Ich wollte einen schönen Text schreiben, in dem ich das Jahr reflektiere. Also: Einen Text, der mir dabei hilft, das Jahr zu reflektieren. ‚Zusammenfasst‘ dachte ich erst, wie beim ZDF. Gibts das eigentlich noch? Was für eine Pisse. Egal. Dieses Jahr ist da nicht so einfach. In einem Satz: Es ist ein unfassbares Jahr.

In ein paar mehr Sätzen: Ich habe mich getrennt. Beziehung, Arbeit, Wohnung. Ich glaube, weil ich tief in mir gewünscht habe, mich von ein paar Teilen von mir zu trennen. Von Dingen zu trennen, die mich zurückhalten. Was für ein Scheiss aber irgendwie. Man legt Unzufriedenheit und schlechte Gewohnheiten aber nicht ab, wie die Brille bevor man ins Bett geht.

Ich habe neu angefangen. Beziehung, Arbeit, Wohnung. Man legt sich Zufriedenheit und gute Eigenschaften aber nicht so einfach zu wie eine Zimmerpflanze.

Im Sommer das erste Mal seit langem dann wieder schlaflose Nächte und Panikattacken. Im Winter ist alles Geld was ich hatte weg und noch mehr. Ich hab mich gefragt, ob es das alles wert war. Ist. Werden wird.

Die Antwart ist ganz klar: Ja.

Ich bin traurig darüber, dass Dinge nicht geworden sind, wie ich mal gedacht habe. Wie ich gehofft habe. Ich bin weiterhin enttäuscht von mir. Und das ist total gut so. Auf dem Weg. Nicht angekommen. Zufrieden darüber unzufrieden zu sein.

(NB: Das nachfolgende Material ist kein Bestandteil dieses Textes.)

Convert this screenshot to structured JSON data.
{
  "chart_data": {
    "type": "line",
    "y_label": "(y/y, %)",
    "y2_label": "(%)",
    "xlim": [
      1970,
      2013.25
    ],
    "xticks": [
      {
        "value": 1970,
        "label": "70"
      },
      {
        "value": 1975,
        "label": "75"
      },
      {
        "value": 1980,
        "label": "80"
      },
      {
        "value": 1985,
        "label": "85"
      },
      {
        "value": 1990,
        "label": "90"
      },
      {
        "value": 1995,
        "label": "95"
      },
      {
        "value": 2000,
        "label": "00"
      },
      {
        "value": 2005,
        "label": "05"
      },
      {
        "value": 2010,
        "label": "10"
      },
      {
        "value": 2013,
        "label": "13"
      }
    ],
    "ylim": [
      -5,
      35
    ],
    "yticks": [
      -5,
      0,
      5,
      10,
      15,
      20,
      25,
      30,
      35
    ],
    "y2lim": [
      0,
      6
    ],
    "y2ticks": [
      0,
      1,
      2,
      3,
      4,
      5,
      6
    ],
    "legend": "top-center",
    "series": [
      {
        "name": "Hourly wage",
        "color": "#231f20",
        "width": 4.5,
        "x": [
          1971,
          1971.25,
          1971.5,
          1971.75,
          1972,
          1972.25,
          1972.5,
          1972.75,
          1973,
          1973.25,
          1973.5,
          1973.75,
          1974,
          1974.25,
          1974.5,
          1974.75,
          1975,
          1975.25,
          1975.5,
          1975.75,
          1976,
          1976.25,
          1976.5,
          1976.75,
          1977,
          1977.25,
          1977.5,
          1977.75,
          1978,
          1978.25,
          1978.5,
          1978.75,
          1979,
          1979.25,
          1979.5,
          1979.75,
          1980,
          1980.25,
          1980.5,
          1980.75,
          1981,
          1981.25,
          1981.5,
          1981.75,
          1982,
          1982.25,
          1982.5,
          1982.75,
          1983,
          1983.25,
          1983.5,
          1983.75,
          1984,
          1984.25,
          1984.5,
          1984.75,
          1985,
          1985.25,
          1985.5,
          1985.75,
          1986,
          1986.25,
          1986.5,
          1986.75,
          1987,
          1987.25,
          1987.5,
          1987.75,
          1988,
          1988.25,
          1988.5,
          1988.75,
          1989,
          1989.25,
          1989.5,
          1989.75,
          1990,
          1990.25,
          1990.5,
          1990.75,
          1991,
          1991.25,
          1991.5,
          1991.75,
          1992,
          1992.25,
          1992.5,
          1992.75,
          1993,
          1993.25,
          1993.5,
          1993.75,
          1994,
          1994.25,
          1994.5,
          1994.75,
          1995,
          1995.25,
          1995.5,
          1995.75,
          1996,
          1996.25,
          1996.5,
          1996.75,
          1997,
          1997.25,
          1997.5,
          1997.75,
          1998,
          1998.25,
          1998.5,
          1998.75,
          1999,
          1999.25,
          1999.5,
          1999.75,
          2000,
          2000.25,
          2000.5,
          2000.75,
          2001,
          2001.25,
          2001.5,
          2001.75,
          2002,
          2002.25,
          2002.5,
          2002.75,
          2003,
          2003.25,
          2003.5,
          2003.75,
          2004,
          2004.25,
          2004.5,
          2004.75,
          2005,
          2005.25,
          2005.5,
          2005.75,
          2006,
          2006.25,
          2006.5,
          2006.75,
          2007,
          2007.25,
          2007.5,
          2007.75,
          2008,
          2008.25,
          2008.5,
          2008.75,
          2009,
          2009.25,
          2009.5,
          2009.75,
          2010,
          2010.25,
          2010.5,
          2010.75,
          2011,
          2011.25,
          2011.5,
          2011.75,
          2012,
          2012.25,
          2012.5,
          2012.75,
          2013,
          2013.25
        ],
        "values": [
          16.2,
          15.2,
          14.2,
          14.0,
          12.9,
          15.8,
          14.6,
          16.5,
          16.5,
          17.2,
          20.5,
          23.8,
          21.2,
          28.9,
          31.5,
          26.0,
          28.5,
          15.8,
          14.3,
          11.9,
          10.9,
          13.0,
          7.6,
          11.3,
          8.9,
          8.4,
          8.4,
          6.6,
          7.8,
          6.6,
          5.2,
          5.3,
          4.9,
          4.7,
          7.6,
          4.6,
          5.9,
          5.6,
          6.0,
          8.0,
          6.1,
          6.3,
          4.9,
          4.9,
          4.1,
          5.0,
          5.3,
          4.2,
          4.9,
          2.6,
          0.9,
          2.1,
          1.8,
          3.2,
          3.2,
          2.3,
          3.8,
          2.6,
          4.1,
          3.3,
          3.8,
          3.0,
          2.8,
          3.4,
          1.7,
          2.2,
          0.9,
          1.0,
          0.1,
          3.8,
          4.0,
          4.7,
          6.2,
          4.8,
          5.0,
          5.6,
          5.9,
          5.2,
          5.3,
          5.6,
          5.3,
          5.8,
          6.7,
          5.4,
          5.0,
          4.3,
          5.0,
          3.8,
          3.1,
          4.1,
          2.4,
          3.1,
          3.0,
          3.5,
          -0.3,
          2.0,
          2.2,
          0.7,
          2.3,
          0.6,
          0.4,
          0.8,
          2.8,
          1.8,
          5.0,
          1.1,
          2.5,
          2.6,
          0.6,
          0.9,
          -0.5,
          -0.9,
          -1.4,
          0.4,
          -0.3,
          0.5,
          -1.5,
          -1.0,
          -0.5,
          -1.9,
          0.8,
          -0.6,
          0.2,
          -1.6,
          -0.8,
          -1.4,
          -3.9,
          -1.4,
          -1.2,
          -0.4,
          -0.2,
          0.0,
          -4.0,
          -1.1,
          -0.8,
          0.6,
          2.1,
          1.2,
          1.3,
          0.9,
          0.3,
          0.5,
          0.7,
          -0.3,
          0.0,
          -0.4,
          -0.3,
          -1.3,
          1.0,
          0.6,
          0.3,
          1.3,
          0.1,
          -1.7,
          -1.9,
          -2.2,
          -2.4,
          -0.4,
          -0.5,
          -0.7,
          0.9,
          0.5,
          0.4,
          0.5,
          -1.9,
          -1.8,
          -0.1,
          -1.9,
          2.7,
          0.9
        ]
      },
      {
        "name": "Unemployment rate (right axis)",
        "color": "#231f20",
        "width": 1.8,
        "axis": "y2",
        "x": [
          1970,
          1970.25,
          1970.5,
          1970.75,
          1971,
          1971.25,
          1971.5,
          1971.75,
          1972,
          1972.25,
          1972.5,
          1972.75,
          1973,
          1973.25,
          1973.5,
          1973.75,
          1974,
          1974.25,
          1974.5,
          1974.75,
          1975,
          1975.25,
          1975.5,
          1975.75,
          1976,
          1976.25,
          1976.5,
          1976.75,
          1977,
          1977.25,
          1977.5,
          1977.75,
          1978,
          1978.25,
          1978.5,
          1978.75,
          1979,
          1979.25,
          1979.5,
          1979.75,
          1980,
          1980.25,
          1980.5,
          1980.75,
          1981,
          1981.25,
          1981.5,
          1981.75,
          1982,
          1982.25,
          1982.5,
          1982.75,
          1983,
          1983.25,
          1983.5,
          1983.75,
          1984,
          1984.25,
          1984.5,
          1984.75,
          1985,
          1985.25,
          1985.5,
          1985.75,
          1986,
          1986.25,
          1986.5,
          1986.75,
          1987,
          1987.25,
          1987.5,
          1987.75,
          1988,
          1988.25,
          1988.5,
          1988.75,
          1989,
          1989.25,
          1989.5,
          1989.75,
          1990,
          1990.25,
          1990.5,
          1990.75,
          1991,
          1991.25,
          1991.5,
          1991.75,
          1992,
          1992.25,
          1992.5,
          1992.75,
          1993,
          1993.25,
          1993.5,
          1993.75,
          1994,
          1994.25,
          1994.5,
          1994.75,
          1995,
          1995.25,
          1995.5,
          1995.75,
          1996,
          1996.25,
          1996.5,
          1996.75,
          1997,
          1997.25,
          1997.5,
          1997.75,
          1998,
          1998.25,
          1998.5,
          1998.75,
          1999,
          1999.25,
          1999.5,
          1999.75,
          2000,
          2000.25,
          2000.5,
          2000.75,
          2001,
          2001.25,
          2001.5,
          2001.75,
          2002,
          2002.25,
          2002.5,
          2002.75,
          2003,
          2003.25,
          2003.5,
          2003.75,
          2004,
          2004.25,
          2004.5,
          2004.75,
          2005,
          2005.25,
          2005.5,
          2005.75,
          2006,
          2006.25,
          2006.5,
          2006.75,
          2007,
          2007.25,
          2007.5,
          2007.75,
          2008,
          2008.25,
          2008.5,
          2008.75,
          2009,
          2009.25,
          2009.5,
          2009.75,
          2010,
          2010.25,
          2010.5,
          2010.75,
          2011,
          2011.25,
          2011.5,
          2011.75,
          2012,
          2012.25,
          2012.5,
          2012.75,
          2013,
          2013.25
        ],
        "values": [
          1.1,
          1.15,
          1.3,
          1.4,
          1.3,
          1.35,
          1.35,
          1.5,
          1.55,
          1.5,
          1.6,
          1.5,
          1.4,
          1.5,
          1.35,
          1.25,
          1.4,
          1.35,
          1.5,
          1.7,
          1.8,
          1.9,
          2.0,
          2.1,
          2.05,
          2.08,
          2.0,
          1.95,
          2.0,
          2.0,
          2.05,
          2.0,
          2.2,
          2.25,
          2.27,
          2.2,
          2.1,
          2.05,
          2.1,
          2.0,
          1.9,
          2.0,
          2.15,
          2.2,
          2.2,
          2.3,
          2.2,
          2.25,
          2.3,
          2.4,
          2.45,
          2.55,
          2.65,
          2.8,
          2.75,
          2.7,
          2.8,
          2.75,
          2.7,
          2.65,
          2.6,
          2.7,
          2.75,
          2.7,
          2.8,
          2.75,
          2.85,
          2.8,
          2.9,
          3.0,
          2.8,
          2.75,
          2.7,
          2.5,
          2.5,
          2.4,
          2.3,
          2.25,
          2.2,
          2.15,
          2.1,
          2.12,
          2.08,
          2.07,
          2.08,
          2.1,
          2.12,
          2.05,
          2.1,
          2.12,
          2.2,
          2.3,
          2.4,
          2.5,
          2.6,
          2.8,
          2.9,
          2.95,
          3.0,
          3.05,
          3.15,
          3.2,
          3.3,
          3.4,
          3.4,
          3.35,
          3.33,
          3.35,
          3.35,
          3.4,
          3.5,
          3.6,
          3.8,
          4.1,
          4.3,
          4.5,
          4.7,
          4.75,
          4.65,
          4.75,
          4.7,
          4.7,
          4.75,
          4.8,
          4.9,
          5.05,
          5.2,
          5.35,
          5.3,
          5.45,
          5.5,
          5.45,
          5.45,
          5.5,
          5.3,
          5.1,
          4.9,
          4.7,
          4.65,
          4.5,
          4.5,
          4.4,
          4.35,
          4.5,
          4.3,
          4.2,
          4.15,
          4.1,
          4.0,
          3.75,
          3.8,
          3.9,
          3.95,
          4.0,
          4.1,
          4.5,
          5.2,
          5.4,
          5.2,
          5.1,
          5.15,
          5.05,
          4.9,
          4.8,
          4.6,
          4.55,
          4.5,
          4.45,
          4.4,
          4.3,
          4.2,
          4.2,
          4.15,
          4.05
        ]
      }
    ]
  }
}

Ich hab diese Trainer-Ausbidlung abgeschlossen. Das ist eine der besten Sachen, die ich in meinem ganzen Leben gemacht habe. Und dann noch diese Menschen da. Unfassbar.

Ich bin noch so weit weg davon zu sein, wer ich gerne sein möchte. Ich bin auf dem Weg dahin bin. An den Tagen, an denen ich das Gegenteil denke, mach es das nicht einfacher, sondern schlimmer. In den Momenten, in denen ich es ernsthaft versuche, ist es ganz einfach eines: gut.